Ravenbird entgegnet darauf:
Da ist nicht das geringste von Gewalt gesagt. Da steht was davon für die Interessen von sich uns seinen Mitmenschen einzutreten. Da steht etwas von Solidarität, Kommunikation und Organisation. Achso und wenn Du den Artikel noch mal ganz genau ließt, so wirst Du erkennen das das mit einer totalitären, gewaltbereiten Schiene so rein gar nichts zu tun hat.

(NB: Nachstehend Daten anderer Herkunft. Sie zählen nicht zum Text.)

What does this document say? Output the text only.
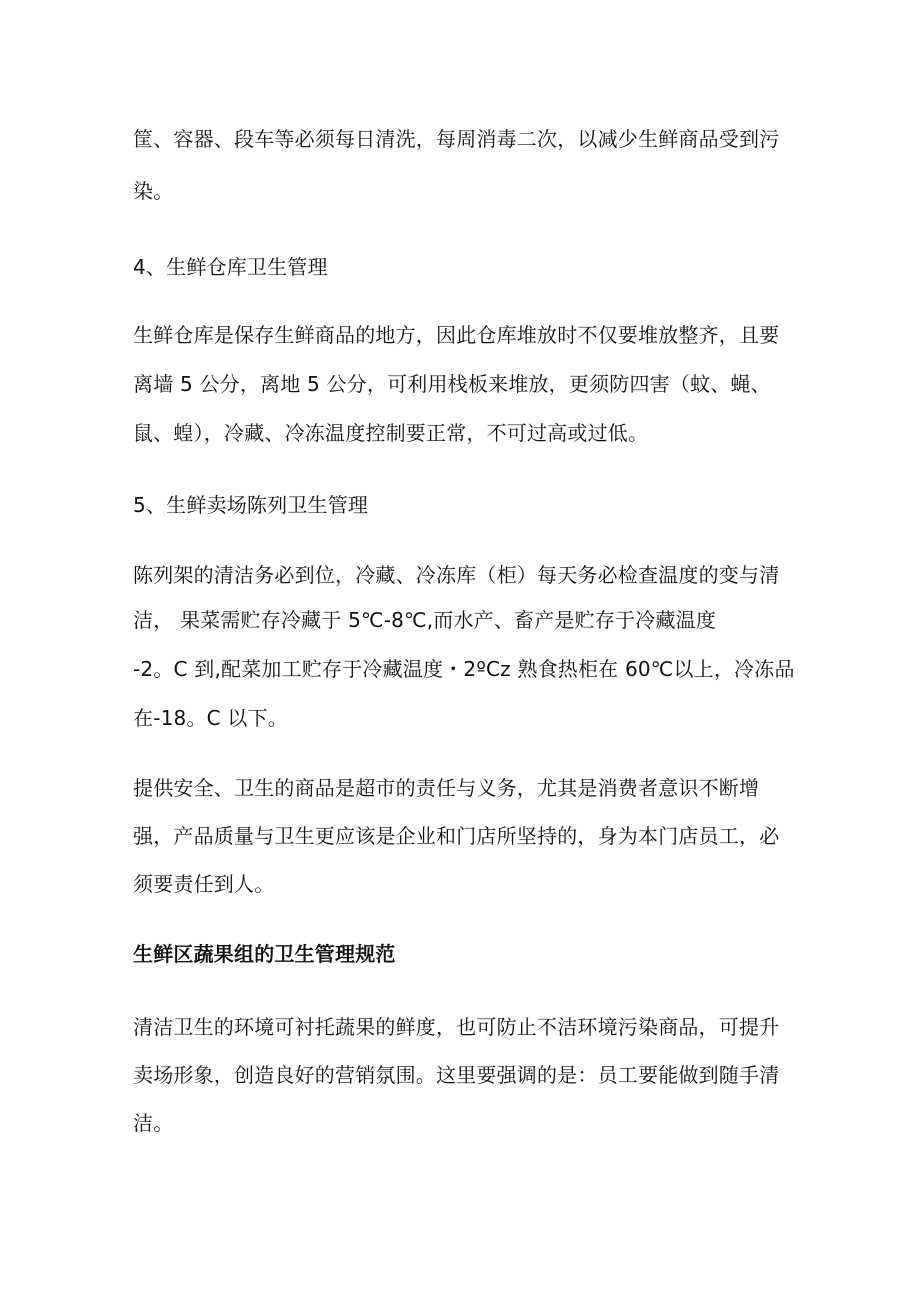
筐、容器、段车等必须每日清洗，每周消毒二次，以减少生鲜商品受到污
染。
4、生鲜仓库卫生管理
生鲜仓库是保存生鲜商品的地方，因此仓库堆放时不仅要堆放整齐，且要
离墙 5 公分，离地 5 公分，可利用栈板来堆放，更须防四害（蚊、蝇、
鼠、蝗），冷藏、冷冻温度控制要正常，不可过高或过低。
5、生鲜卖场陈列卫生管理
陈列架的清洁务必到位，冷藏、冷冻库（柜）每天务必检查温度的变与清
洁， 果菜需贮存冷藏于 5℃-8℃,而水产、畜产是贮存于冷藏温度
-2。C 到,配菜加工贮存于冷藏温度・2ºCz 熟食热柜在 60℃以上，冷冻品
在-18。C 以下。
提供安全、卫生的商品是超市的责任与义务，尤其是消费者意识不断增
强，产品质量与卫生更应该是企业和门店所坚持的，身为本门店员工，必
须要责任到人。
生鲜区蔬果组的卫生管理规范
清洁卫生的环境可衬托蔬果的鲜度，也可防止不洁环境污染商品，可提升
卖场形象，创造良好的营销氛围。这里要强调的是：员工要能做到随手清
洁。
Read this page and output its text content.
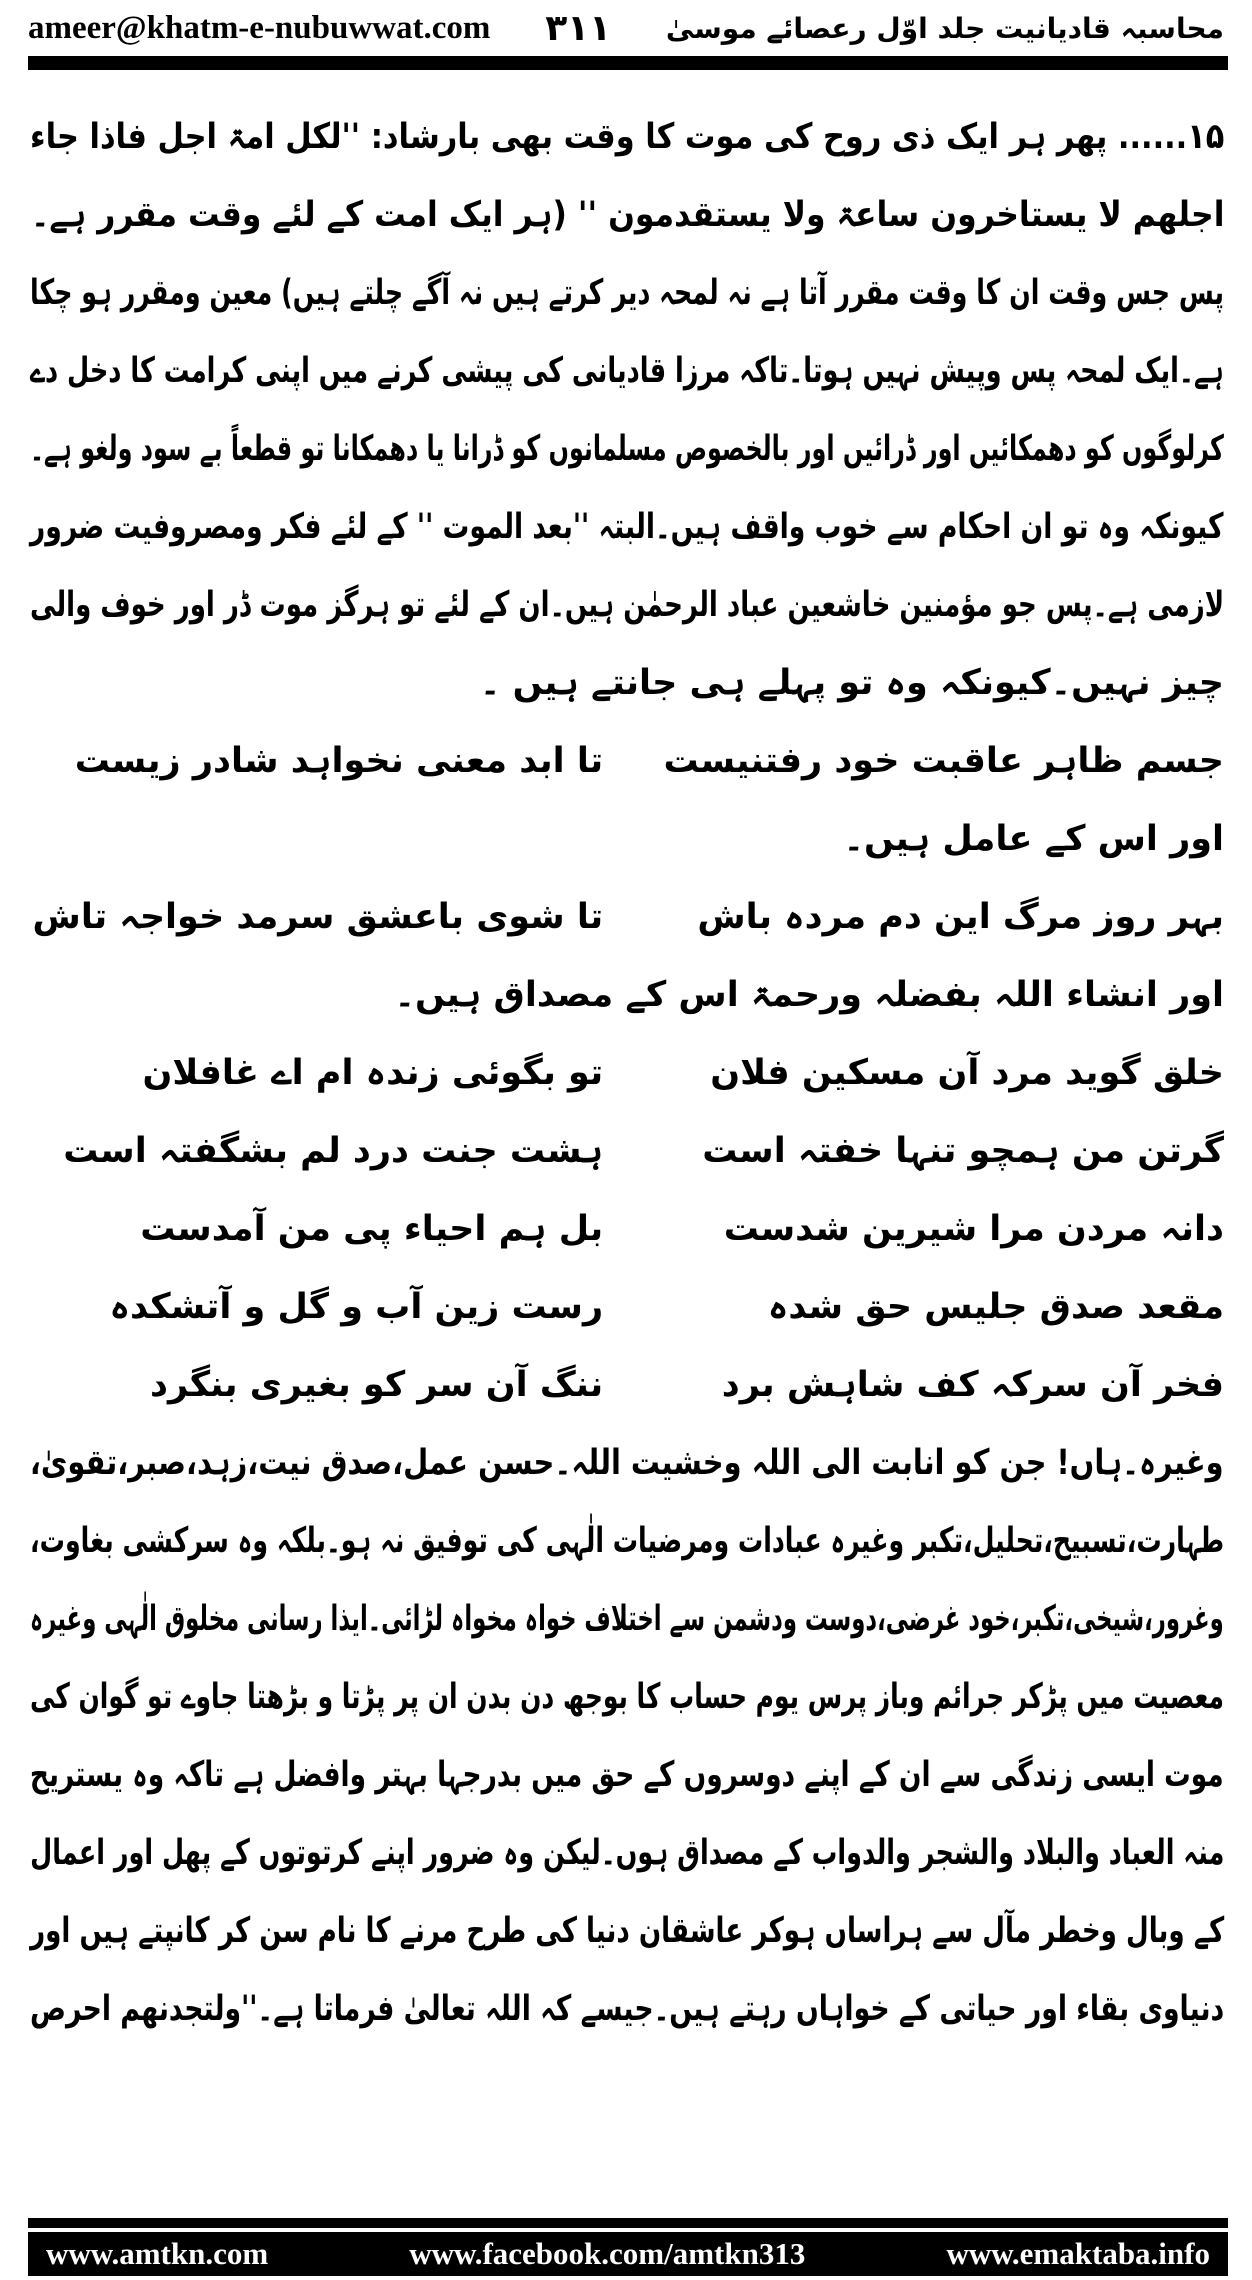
ameer@khatm-e-nubuwwat.com ۳۱۱ محاسبہ قادیانیت جلد اوّل رعصائے موسیٰ
۱۵...... پھر ہر ایک ذی روح کی موت کا وقت بھی بارشاد: ''لکل امۃ اجل فاذا جاء
اجلھم لا یستاخرون ساعۃ ولا یستقدمون '' (ہر ایک امت کے لئے وقت مقرر ہے۔
پس جس وقت ان کا وقت مقرر آتا ہے نہ لمحہ دیر کرتے ہیں نہ آگے چلتے ہیں) معین ومقرر ہو چکا
ہے۔ایک لمحہ پس وپیش نہیں ہوتا۔تاکہ مرزا قادیانی کی پیشی کرنے میں اپنی کرامت کا دخل دے
کرلوگوں کو دھمکائیں اور ڈرائیں اور بالخصوص مسلمانوں کو ڈرانا یا دھمکانا تو قطعاً بے سود ولغو ہے۔
کیونکہ وہ تو ان احکام سے خوب واقف ہیں۔البتہ ''بعد الموت '' کے لئے فکر ومصروفیت ضرور
لازمی ہے۔پس جو مؤمنین خاشعین عباد الرحمٰن ہیں۔ان کے لئے تو ہرگز موت ڈر اور خوف والی
چیز نہیں۔کیونکہ وہ تو پہلے ہی جانتے ہیں ۔
جسم ظاہر عاقبت خود رفتنیست
تا ابد معنی نخواہد شادر زیست
اور اس کے عامل ہیں۔
بہر روز مرگ این دم مردہ باش
تا شوی باعشق سرمد خواجہ تاش
اور انشاء اللہ بفضلہ ورحمۃ اس کے مصداق ہیں۔
خلق گوید مرد آن مسکین فلان
تو بگوئی زندہ ام اے غافلان
گرتن من ہمچو تنہا خفتہ است
ہشت جنت درد لم بشگفتہ است
دانہ مردن مرا شیرین شدست
بل ہم احیاء پی من آمدست
مقعد صدق جلیس حق شدہ
رست زین آب و گل و آتشکدہ
فخر آن سرکہ کف شاہش برد
ننگ آن سر کو بغیری بنگرد
وغیرہ۔ہاں! جن کو انابت الی اللہ وخشیت اللہ۔حسن عمل،صدق نیت،زہد،صبر،تقویٰ،
طہارت،تسبیح،تحلیل،تکبر وغیرہ عبادات ومرضیات الٰہی کی توفیق نہ ہو۔بلکہ وہ سرکشی بغاوت،
وغرور،شیخی،تکبر،خود غرضی،دوست ودشمن سے اختلاف خواہ مخواہ لڑائی۔ایذا رسانی مخلوق الٰہی وغیرہ
معصیت میں پڑکر جرائم وباز پرس یوم حساب کا بوجھ دن بدن ان پر پڑتا و بڑھتا جاوے تو گوان کی
موت ایسی زندگی سے ان کے اپنے دوسروں کے حق میں بدرجہا بہتر وافضل ہے تاکہ وہ یستریح
منہ العباد والبلاد والشجر والدواب کے مصداق ہوں۔لیکن وہ ضرور اپنے کرتوتوں کے پھل اور اعمال
کے وبال وخطر مآل سے ہراساں ہوکر عاشقان دنیا کی طرح مرنے کا نام سن کر کانپتے ہیں اور
دنیاوی بقاء اور حیاتی کے خواہاں رہتے ہیں۔جیسے کہ اللہ تعالیٰ فرماتا ہے۔''ولتجدنھم احرص
www.amtkn.com	www.facebook.com/amtkn313	www.emaktaba.info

Im ursprünglichen Text schrieb Ravenbird unter anderem:
Deshalb rufe ich dazu auf das Ihr selbst Euch radikalisiert! Tretet radikal für Euch und Eure Mitmenschen sowie Eure gemeinsamen Interessen ein. Nein nicht für Deutsche oder die Deutsche Nation! Für Euch selbst, für Eure Familie, Eure Freunde, Eure Bekannten, Nachbarn und all jene in Eurer Umgebung. Dabei muss es egal sein welcher Hautfarbe sie sind, welche Sprache sie sprechen und woher sie kommen.
Was mich hier stört? Das „muß“. Denn es widerspricht dem vorherigen Aufruf, für die eigenen Interessen und die der Mitmenschen einzutreten. Was meine Interessen sind entscheide ich, und nicht ein anderer. Ravenbird ist hier, wahrscheinlich ohne es zu merken, auf einem paternalistischen Weg: Er ist von seinen Ansichten überzeugt und will nun, daß alle anderen diese Ansicht auch als richtig anerkennen und „radikal“ an ihrer Umsetzung arbeiten.
Ich verstehe ja das Grundanliegen, und es ist sicher nicht schlecht gemeint. Aber die Grundstruktur des Aufrufs birgt eben – und darauf will ich hinweisen – die Negierung der Aussage in sich, was bleibt ist Aktionismus, dessen Richtung nicht ganz klar ist.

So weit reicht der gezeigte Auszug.